そこで「味浪漫」「夢浪漫」の紹介を受け、試作してみる事にしました。
2品種がまだ試作番号の頃に栽培を行ったところ、「味浪漫」は果実の肥大性が良く、「くりりん」に比べ収量が上がる中早生品種だと感じました。一方「夢浪漫」は、長期貯蔵性に優れていて、出荷後半まで貯蔵が行える特性がある事が分かりました。
以上の事から、初期の出荷を「くりりん」、中期の出荷を「味浪漫」、後期の出荷を「夢浪漫」と、3品種の特徴を活かした品種リレーが可能だと考えました。
栽培しての感想
播種時期は5月上旬、ビニルハウス内で育苗し、5月下旬から6月上旬にかけて定植します。整枝は6月下旬から7月上旬にかけて行います。その後は早めの防除を心掛け、低農薬での管理に努めています。

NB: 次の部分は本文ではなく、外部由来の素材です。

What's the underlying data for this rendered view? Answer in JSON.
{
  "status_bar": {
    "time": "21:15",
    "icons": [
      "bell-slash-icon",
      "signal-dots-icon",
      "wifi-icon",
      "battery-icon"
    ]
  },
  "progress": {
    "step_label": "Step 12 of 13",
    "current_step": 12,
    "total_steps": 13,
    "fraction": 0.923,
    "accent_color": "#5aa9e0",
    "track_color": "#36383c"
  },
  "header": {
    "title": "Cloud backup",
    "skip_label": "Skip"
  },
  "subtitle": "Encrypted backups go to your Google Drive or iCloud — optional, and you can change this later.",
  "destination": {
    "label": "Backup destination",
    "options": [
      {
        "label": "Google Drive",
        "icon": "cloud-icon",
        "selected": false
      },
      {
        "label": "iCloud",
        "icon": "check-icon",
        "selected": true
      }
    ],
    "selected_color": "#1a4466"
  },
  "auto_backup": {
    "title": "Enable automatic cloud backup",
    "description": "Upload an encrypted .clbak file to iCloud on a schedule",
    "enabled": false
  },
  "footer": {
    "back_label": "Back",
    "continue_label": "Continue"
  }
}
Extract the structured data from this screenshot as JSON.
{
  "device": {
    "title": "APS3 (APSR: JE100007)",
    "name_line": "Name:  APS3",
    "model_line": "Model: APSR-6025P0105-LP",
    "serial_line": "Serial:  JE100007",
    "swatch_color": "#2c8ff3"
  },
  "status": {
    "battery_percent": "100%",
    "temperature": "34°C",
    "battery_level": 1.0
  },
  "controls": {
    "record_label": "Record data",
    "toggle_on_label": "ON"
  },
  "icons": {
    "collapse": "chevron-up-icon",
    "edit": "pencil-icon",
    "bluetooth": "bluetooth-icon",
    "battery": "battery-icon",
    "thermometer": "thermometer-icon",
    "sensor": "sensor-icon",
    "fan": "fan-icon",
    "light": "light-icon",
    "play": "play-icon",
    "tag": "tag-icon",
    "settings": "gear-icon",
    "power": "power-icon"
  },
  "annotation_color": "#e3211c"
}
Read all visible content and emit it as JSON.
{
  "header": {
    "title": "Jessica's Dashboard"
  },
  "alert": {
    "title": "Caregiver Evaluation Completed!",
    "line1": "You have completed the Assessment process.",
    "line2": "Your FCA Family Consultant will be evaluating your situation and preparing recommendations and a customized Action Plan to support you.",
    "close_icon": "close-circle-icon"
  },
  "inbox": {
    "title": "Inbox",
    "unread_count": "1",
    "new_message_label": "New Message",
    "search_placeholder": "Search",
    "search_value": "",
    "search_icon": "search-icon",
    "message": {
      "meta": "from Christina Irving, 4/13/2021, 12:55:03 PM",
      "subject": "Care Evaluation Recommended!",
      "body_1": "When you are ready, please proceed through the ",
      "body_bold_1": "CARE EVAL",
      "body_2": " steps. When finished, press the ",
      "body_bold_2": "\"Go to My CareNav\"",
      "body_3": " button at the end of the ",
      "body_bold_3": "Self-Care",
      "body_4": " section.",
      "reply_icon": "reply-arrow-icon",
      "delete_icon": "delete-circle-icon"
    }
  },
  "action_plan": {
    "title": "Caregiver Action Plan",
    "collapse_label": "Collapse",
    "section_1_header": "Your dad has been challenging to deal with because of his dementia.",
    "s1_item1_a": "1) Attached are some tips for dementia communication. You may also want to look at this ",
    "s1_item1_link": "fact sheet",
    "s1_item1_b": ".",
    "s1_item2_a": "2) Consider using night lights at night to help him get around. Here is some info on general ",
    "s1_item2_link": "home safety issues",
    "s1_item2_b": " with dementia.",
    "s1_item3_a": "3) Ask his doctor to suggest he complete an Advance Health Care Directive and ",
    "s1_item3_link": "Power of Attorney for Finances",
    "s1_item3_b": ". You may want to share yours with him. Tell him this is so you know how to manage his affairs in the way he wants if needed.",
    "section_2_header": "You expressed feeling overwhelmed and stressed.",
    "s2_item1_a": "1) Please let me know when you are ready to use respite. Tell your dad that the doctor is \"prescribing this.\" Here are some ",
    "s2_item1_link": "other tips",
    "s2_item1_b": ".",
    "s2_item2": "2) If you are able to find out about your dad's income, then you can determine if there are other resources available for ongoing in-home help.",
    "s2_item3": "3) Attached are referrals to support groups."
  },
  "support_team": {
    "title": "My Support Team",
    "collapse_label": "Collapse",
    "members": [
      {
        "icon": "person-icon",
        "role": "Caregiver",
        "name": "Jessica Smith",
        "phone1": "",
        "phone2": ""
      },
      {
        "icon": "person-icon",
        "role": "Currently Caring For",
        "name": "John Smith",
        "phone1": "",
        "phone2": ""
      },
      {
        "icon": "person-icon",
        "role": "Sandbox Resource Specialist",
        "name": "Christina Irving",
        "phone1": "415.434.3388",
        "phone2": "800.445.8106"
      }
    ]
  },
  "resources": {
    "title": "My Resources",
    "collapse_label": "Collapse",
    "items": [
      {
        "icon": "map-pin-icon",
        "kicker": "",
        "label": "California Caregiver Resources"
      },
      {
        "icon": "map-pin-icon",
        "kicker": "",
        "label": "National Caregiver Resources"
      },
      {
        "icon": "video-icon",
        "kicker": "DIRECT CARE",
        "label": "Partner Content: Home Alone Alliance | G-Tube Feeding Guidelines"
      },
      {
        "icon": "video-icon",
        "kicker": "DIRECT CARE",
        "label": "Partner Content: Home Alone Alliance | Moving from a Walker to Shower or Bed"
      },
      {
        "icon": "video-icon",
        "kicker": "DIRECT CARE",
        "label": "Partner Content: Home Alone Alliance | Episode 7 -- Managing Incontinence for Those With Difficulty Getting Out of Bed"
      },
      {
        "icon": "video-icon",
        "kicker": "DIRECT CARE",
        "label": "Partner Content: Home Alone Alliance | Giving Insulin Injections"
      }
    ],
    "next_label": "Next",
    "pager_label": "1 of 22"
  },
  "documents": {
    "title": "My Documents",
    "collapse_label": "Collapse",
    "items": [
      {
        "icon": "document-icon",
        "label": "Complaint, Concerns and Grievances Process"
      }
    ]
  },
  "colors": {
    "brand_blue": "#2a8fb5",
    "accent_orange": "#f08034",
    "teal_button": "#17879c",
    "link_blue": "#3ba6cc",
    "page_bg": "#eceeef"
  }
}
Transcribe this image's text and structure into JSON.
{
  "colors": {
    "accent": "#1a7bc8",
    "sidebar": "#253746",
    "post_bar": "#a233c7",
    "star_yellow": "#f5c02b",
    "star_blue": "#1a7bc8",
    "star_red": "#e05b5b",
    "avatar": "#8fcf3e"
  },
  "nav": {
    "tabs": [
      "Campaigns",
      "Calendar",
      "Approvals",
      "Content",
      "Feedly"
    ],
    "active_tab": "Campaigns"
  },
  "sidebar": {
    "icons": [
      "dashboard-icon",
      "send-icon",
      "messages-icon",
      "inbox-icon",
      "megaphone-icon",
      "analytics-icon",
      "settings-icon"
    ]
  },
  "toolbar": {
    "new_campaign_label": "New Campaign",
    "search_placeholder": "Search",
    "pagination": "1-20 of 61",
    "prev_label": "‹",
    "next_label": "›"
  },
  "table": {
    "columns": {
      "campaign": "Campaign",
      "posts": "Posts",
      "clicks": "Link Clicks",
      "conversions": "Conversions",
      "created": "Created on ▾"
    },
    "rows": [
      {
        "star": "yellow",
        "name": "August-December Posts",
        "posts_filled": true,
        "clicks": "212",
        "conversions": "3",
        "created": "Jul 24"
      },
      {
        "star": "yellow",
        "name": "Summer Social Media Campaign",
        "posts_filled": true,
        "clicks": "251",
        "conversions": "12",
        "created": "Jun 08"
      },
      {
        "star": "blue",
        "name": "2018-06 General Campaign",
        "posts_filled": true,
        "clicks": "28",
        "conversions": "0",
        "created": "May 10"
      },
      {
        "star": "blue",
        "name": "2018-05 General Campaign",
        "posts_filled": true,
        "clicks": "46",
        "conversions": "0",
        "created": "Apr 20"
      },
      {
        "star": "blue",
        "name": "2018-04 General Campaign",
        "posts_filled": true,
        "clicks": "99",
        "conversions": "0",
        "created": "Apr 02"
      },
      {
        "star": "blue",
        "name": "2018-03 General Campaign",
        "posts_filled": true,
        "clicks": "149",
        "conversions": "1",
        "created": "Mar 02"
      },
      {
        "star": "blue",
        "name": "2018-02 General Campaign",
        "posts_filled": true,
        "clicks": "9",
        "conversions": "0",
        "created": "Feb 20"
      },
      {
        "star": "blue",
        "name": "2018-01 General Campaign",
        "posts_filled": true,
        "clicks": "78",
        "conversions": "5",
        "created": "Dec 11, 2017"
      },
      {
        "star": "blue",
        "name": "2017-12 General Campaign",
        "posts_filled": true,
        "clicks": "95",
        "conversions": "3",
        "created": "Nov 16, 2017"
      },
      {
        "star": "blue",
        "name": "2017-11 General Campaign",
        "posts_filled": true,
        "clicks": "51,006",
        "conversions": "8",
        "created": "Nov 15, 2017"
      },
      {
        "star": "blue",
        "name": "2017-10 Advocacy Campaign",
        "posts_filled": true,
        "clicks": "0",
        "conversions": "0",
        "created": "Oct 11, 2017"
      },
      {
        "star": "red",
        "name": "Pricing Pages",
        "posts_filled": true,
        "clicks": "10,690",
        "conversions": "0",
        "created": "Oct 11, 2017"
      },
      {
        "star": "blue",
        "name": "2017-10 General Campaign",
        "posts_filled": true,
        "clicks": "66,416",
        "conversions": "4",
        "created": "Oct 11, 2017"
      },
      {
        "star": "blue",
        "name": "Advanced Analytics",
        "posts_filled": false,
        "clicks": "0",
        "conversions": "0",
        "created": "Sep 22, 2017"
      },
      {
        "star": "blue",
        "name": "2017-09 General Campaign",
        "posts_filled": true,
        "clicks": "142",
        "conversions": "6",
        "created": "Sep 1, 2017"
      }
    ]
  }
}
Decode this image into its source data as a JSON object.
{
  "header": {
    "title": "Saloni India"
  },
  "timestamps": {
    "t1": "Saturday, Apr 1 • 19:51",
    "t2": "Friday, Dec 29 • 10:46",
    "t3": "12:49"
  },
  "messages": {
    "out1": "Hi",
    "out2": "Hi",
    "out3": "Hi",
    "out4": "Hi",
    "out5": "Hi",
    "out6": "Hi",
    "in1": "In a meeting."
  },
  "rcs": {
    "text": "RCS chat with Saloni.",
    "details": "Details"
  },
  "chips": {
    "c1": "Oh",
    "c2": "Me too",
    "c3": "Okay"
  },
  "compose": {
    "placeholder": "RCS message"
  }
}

収穫は8月下旬から9月下旬まで行い、出荷は10月いっぱいを目途としていますが、温度管理により11月の出荷も可能な状況に至っています。
「味浪漫」「夢浪漫」は、「くりりん」と似たような栽培管理で良いため栽培が容易でした。また、2品種とも葉柄が短く風にも強い印象を受け、租pの点も好印象を持っています。
カボチャ作りへのこだわり
これまでは、果実を投げ渡してコンテナに集荷していましたが、最近はコンベアを使用し収穫を行うようにしています。
コンベアを使用する事により、果実を探してコンテナへ運ぶ手間と、投げ渡しの際の労力が軽減されました。
また、投げ渡しでの集荷作業は、果実へのダメージが多少なりともあります。その際、果実内の綿が切れただけでも、それが後々の腐敗果につながると考えています。その点も、コンベアを使うことで衝撃が少なくなり、果実へのダメージも軽減される事から、長期間の保存においても導入前より貯蔵による腐敗のロスは非常に少なくなりました。
今後の展望
近年は局所的な大雨が多く、水はけの悪い圃場では良い果実が出来ていませんでしたが、暗渠排水をし、水はけの良い圃場に改善できた事で、大きな問題も無く収穫が行えました。
今後も高品質、良食味のカボチャをつくる為に手間を惜しまず、土壌改良や、品種特性の把握など、広い視野を持ってカボチャづくりに励んでいきたいと思います。